During my time as a panhead, I’ve seen Skillet grow into their international fan base, and I feel proud. Proud to watch them follow their dreams and encourage their listeners to do the same. Proud to watch the difference being made each time they release something new.
A Life Changed Forever
With that, in an effort to not sound crazy, I must say this:
Skillet has influenced every decision in my life since I fell in love with their music.
I’d always wanted to write a book. After Comatose (2006) launched, “Looking for Angels” became the song that pushed me into believing I could make a difference with my words, so I wrote a book.
I’d always wanted to write a song. After Awake (2009) launched and their former guitarist, Ben Kasica, announced that his studio was booking artists for the summer, I went out on a whim and pitched a song idea I had to him. I then recorded it for my 20th birthday.
When I returned from New Zealand, I was graced with their most epic creation yet, Unleashed (2016).
As I’ve watched the fandom grow, I’ve felt myself becoming more proud to call myself one. Like all fans, their songs give us faith. They bring us hope, and teach us that we can be any kind of voice we want to be in this world. There is such a thing as positive anger, and it is how we manage that that changes the lives of those around us.
Without them, I wouldn’t be on this trip around the 50 states. Without them, I would never have written the book I’m on a journey to release.
The Live Experiences That Last a Lifetime
At the time of this writing, the video from our vlog included in this article is my 19th Skillet concert.
It might be my 20th, but truthfully, I’ve lost count a few times.
The first time was the semi truck. The second was the time they sang me happy birthday (scroll three minutes in to the video below :).)
I also received a personally-handed drumstick from Jen after that.
The fourth was the first time I got to spend the whole show backstage. The sixth through the ninth was when we followed them to every show they played in California for the Awake and Alive tour. The thirteenth was the first time I saw the pyro they added to the set. I could go on and on.
But, ironically enough, it was the last three shows that have been the most important to me.
In January 2014, I went to Lowell, Massachusetts to research the town my book starts in. Having already been working on the book for seven years, I was scared that I would go there and have to scrap the whole thing.

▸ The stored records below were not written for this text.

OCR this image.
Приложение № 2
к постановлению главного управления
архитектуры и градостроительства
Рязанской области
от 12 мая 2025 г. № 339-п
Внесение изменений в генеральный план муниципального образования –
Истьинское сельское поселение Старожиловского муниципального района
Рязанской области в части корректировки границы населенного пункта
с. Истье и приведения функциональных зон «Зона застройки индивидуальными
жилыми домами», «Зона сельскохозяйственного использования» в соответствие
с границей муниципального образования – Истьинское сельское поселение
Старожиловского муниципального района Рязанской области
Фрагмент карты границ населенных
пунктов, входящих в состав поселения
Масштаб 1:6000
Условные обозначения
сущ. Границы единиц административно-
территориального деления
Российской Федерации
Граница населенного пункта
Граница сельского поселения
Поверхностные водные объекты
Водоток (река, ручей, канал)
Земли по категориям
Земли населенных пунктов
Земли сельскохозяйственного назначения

The day before I left, I saw Skillet live.
The day after I got back, I saw them again.
I still coin that week as “the perfect week.” A trip to the city of the book that took over my life, bookended with two concerts that filled me with life and hope.
Then there was the most recent one. The one that so perfectly fit into the beginning of our itinerary around all 50 states.

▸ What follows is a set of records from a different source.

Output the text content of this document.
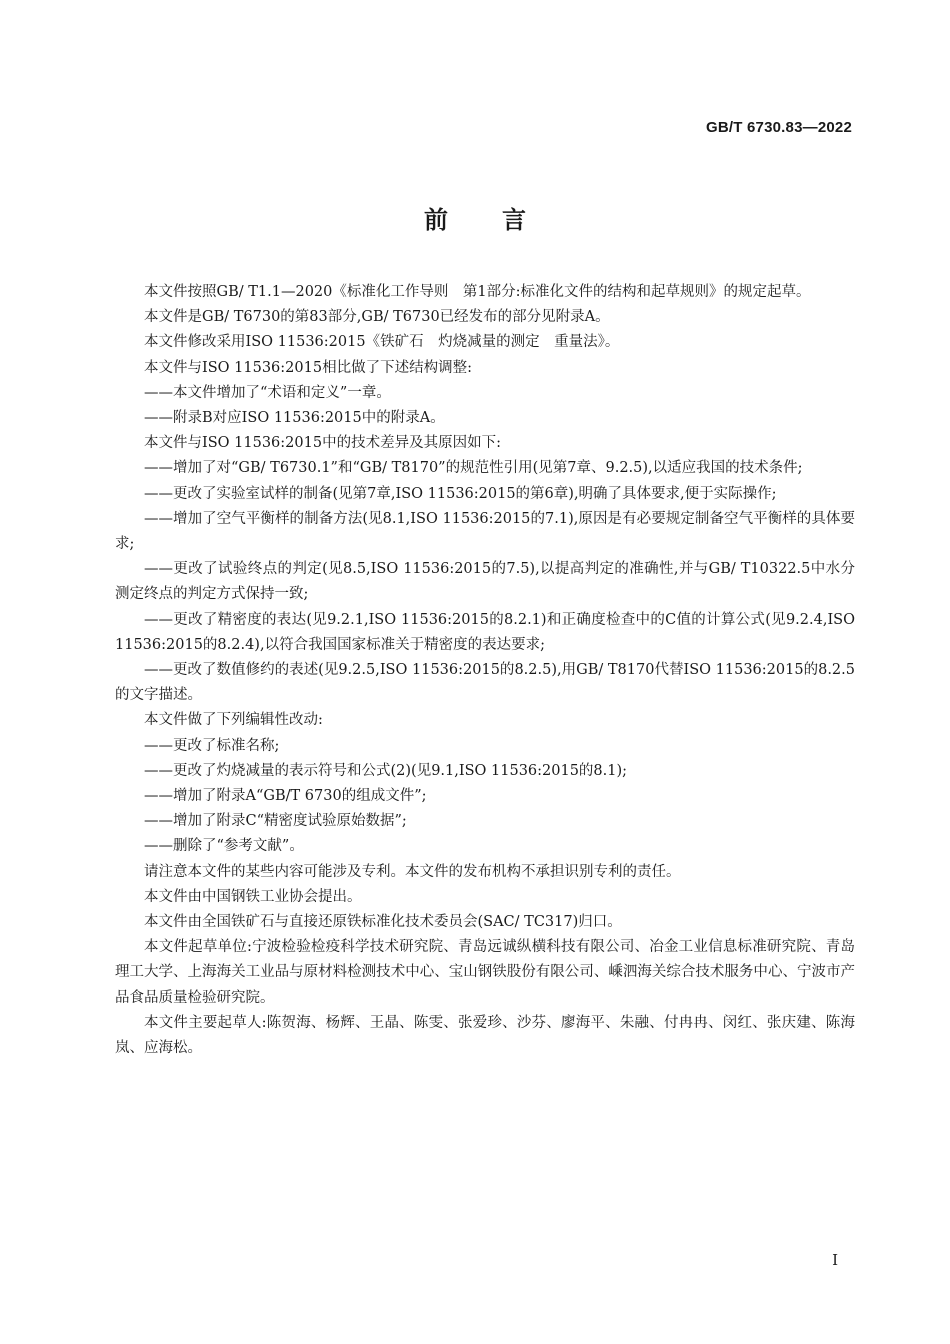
GB/T 6730.83—2022
前言

本文件按照GB/ T1.1—2020《标准化工作导则　第1部分:标准化文件的结构和起草规则》的规定起草。

本文件是GB/ T6730的第83部分,GB/ T6730已经发布的部分见附录A。

本文件修改采用ISO 11536:2015《铁矿石　灼烧减量的测定　重量法》。

本文件与ISO 11536:2015相比做了下述结构调整:

——本文件增加了“术语和定义”一章。

——附录B对应ISO 11536:2015中的附录A。

本文件与ISO 11536:2015中的技术差异及其原因如下:

——增加了对“GB/ T6730.1”和“GB/ T8170”的规范性引用(见第7章、9.2.5),以适应我国的技术条件;

——更改了实验室试样的制备(见第7章,ISO 11536:2015的第6章),明确了具体要求,便于实际操作;

——增加了空气平衡样的制备方法(见8.1,ISO 11536:2015的7.1),原因是有必要规定制备空气平衡样的具体要求;

——更改了试验终点的判定(见8.5,ISO 11536:2015的7.5),以提高判定的准确性,并与GB/ T10322.5中水分测定终点的判定方式保持一致;

——更改了精密度的表达(见9.2.1,ISO 11536:2015的8.2.1)和正确度检查中的C值的计算公式(见9.2.4,ISO 11536:2015的8.2.4),以符合我国国家标准关于精密度的表达要求;

——更改了数值修约的表述(见9.2.5,ISO 11536:2015的8.2.5),用GB/ T8170代替ISO 11536:2015的8.2.5的文字描述。

本文件做了下列编辑性改动:

——更改了标准名称;

——更改了灼烧减量的表示符号和公式(2)(见9.1,ISO 11536:2015的8.1);

——增加了附录A“GB/T 6730的组成文件”;

——增加了附录C“精密度试验原始数据”;

——删除了“参考文献”。

请注意本文件的某些内容可能涉及专利。本文件的发布机构不承担识别专利的责任。

本文件由中国钢铁工业协会提出。

本文件由全国铁矿石与直接还原铁标准化技术委员会(SAC/ TC317)归口。

本文件起草单位:宁波检验检疫科学技术研究院、青岛远诚纵横科技有限公司、冶金工业信息标准研究院、青岛理工大学、上海海关工业品与原材料检测技术中心、宝山钢铁股份有限公司、嵊泗海关综合技术服务中心、宁波市产品食品质量检验研究院。

本文件主要起草人:陈贺海、杨辉、王晶、陈雯、张爱珍、沙芬、廖海平、朱融、付冉冉、闵红、张庆建、陈海岚、应海松。

I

Although it was the first time I’d seen them in over three years, they still remembered me.
The first thing Jen said was, “We’ve not seen you in a while, where have you been?”

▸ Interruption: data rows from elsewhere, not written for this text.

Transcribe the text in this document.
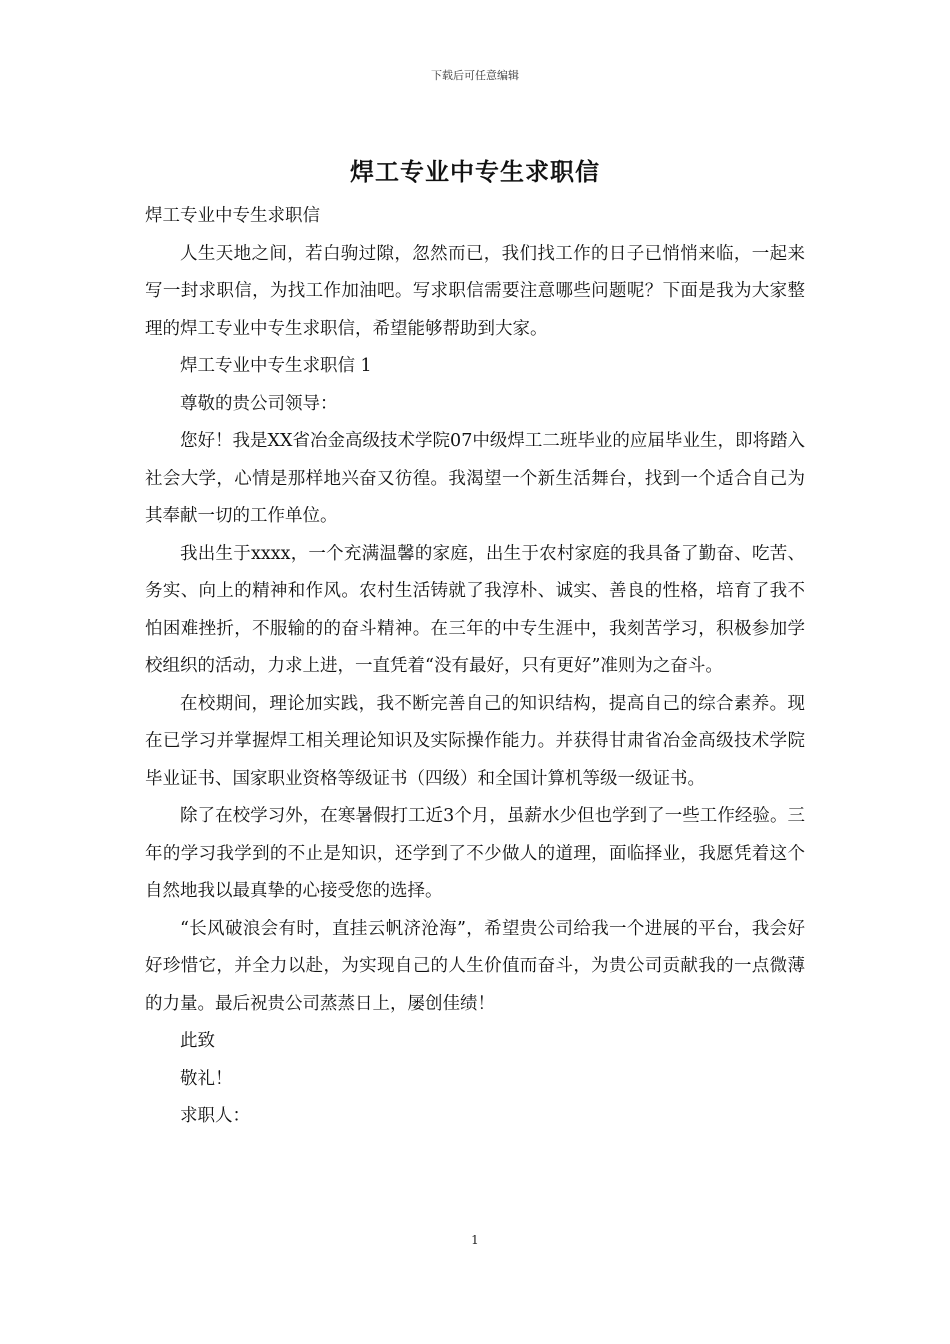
下载后可任意编辑
焊工专业中专生求职信

焊工专业中专生求职信

人生天地之间，若白驹过隙，忽然而已，我们找工作的日子已悄悄来临，一起来写一封求职信，为找工作加油吧。写求职信需要注意哪些问题呢？下面是我为大家整理的焊工专业中专生求职信，希望能够帮助到大家。

焊工专业中专生求职信 1

尊敬的贵公司领导：

您好！我是XX省冶金高级技术学院07中级焊工二班毕业的应届毕业生，即将踏入社会大学，心情是那样地兴奋又彷徨。我渴望一个新生活舞台，找到一个适合自己为其奉献一切的工作单位。

我出生于xxxx，一个充满温馨的家庭，出生于农村家庭的我具备了勤奋、吃苦、务实、向上的精神和作风。农村生活铸就了我淳朴、诚实、善良的性格，培育了我不怕困难挫折，不服输的的奋斗精神。在三年的中专生涯中，我刻苦学习，积极参加学校组织的活动，力求上进，一直凭着“没有最好，只有更好”准则为之奋斗。

在校期间，理论加实践，我不断完善自己的知识结构，提高自己的综合素养。现在已学习并掌握焊工相关理论知识及实际操作能力。并获得甘肃省冶金高级技术学院毕业证书、国家职业资格等级证书（四级）和全国计算机等级一级证书。

除了在校学习外，在寒暑假打工近3个月，虽薪水少但也学到了一些工作经验。三年的学习我学到的不止是知识，还学到了不少做人的道理，面临择业，我愿凭着这个自然地我以最真挚的心接受您的选择。

“长风破浪会有时，直挂云帆济沧海”，希望贵公司给我一个进展的平台，我会好好珍惜它，并全力以赴，为实现自己的人生价值而奋斗，为贵公司贡献我的一点微薄的力量。最后祝贵公司蒸蒸日上，屡创佳绩！

此致

敬礼！

求职人：

1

Well, Jen, I’ve been chasing my dreams. I’ve been living my life and pushing myself to be the best I can be, and I have you and the rest of Skillet to thank for it.
The first Skillet show I went to had 250 people in the audience. The last was a sold-out headlining tour. I’ve watched them go from staying only in the US to traveling around the world. I’ve seen nobody listen to their music, and I’ve seen the way it can touch the people that do.
So, thank you, Skillet. Thank you John Cooper, especially, for believing in your own dream and creating what you’ve created today. I know I’m not the only one your music touches. I see it in the people who go to your shows, hear it in the stories from the people themselves. You’re the best band in the world, and I’ll fight anybody who disagrees with me.
And so will the rest of the Panheads.